ALABAMA REAL ESTATE JOURNAL

CRE market strong in first half, expected to remain steady in final two quarters

Activity flow for commercial real estate deals has been steady throughout 2017 after a fast start in the first quarter, one Alabama CRE veteran said.

“It’s never slowed up the last two years,” Douglas McCullough, vice president brokerage at Huntsville’s NAI Chase Commercial office said of the activity he’s seen across the board. “It just seems to keep building momentum. I don’t have enough time in the day to do what needs to be done.”

McCullough said while activity has been high, the number of deals getting done has lagged.

“The cash flow – the deals coming out of the pipeline – has slowed a little bit, but it always seems to come in bunches,” he said.

McCullough said he expects 2017 to at least equal 2016.

“I see things on the horizon being about like they are right now,” McCullough said. “(I see it as) pretty steady, a lot of business activity going on and a lot of deals going on.”

As technology continues to change the real estate industry, McCullough said the real estate professionals who will benefit from this uptick in 2017 and beyond will have to offer more than their competitors when it comes to service and value.

“Those are the people who seem to continue to win the business in a good and a tight market, even more so now,” McCullough said. “I think that gives, whoever is willing to do that, a significant competitive edge.”

Right now, McCullough said he has seen the biggest uptick in the retail market, particularly in one Huntsville development, MidCity, where he has three unique deals going right now.

“I’m seeing an enormous uptick in retail activity,” he said. “We’re doing three pretty significant deals in Mid\City up in the Madison Square Mall. One of them is going to be a game-changer for North Alabama. We’ve brought High Point Climate in from Chattanooga, and it will have a world class rock climbing facility that will probably be known around the country if not around (the region). It will be a significant addition right beside Topgolf.”

McCullough said NAI is also working on two authentic restaurant concepts that will be new to Alabama.

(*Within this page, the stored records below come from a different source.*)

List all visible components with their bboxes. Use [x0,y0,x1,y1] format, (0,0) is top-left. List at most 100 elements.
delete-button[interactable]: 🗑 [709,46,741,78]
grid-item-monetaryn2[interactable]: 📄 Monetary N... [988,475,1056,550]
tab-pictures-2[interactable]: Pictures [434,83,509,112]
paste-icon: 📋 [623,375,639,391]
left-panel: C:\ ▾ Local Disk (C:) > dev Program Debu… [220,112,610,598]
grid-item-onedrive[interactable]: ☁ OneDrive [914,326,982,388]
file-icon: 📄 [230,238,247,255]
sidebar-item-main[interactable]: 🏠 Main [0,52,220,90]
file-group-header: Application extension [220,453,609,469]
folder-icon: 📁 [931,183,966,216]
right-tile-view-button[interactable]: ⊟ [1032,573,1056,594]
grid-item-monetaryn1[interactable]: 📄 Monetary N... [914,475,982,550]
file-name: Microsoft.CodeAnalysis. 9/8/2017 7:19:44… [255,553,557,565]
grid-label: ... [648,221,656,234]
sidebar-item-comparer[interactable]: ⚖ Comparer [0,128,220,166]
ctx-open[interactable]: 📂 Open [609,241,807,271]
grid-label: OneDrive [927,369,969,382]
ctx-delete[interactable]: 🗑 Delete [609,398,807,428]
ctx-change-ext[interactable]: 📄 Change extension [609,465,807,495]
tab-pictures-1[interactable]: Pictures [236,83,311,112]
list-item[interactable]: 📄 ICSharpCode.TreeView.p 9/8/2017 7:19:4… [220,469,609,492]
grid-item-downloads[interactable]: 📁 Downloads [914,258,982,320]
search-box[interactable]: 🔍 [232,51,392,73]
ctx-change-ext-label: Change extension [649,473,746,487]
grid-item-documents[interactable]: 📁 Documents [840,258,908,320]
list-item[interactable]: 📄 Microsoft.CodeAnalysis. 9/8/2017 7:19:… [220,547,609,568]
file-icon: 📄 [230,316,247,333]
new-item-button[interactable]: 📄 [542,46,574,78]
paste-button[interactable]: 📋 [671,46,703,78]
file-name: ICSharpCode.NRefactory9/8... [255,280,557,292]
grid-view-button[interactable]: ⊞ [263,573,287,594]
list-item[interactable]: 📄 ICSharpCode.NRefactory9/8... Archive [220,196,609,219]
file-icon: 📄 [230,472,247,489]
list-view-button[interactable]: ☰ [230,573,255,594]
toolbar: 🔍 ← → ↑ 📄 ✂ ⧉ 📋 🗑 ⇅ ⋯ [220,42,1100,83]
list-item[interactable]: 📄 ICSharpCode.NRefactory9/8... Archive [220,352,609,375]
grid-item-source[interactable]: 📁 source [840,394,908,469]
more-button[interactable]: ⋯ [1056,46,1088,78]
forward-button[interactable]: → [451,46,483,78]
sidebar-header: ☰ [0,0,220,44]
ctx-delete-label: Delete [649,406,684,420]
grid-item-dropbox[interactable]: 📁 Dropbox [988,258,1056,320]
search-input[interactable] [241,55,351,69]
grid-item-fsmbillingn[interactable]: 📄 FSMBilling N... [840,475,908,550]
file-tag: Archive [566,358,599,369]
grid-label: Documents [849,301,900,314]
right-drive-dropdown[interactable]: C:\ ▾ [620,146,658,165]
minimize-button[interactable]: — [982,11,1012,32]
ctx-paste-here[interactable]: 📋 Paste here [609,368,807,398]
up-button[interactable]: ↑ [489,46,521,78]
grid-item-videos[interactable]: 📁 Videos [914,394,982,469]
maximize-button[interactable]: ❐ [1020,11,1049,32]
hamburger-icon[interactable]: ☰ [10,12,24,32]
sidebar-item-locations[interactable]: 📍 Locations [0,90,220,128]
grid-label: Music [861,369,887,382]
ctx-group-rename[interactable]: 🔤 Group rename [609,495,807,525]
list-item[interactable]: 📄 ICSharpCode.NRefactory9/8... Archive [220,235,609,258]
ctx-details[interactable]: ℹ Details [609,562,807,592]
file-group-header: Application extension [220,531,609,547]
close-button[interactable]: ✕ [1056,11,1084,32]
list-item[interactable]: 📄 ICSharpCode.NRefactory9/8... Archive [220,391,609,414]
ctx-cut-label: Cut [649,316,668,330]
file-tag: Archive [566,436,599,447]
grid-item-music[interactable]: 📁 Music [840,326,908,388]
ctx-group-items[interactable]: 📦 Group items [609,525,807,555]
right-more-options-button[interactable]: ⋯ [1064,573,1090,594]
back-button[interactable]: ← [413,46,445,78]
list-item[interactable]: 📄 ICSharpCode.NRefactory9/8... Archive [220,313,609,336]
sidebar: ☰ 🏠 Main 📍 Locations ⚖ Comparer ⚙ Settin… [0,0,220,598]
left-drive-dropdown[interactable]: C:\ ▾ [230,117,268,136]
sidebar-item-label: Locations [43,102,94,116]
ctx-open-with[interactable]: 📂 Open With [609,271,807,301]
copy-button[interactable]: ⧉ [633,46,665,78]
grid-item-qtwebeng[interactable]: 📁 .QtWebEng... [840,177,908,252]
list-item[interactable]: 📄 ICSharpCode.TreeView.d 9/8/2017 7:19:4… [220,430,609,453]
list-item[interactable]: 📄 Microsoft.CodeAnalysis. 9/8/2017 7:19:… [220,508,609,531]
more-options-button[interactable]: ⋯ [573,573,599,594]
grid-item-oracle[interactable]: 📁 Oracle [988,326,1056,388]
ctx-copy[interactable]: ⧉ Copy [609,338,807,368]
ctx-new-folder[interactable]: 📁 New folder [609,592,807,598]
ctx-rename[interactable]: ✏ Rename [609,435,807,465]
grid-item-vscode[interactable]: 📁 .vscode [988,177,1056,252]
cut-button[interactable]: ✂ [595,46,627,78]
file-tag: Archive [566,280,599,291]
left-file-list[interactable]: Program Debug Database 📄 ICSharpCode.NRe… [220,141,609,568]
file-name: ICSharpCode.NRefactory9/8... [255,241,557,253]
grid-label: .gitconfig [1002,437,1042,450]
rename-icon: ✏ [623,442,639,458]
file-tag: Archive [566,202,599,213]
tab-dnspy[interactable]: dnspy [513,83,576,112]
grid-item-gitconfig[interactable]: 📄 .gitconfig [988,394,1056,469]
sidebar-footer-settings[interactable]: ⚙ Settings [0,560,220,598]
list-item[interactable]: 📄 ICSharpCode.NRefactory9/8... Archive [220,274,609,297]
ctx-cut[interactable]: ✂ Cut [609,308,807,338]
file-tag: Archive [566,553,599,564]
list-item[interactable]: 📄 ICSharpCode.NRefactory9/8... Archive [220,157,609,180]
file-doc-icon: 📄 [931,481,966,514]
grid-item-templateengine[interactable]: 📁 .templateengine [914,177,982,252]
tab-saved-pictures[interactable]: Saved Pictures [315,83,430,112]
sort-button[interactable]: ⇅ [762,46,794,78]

“We’ve been blessed to have some pretty good retail activity,” McCullough said, noting that he is also doing deals throughout the state and outside of Alabama.

There is one automotive retailer McCullough said is expanding in Montgomery, Birmingham and Huntsville.

“We’re representing some regional retailers,” McCullough said. “We’re putting them down in Montgomery. We have several locations down in Birmingham, and we’re looking for another one in Huntsville, so it’s not just the Huntsville market…I’ve got listings all over the state, and some outside of the state, and I’m seeing that kind of activity there as well.

McCullough said he expects to see more challenges for existing retail, particularly large shopping malls, as e-commerce continues to grow at a fast pace.

“We’ve tremendously overbuilt the malls and the retail spaces to the point to where it’s flooded, and now you bring this e-commerce business to the table and what’s there is half of what’s needed,” he said. “I think you’re going to see a lot of repurposing, like what you see at MidCity, where the whole retail picture is going to change dramatically.”

McCullough said retail is not the only sector seeing reductions in space utilized by companies. He recently relocated an industrial company from a 30,000-square-foot facility because most of the operation is now automated with robots, which has eliminated the need for many of the company’s employees.

“They doing it in half the space,” he said. “Even in the industrial world, the efficiencies and the artificial intelligence (is changing it).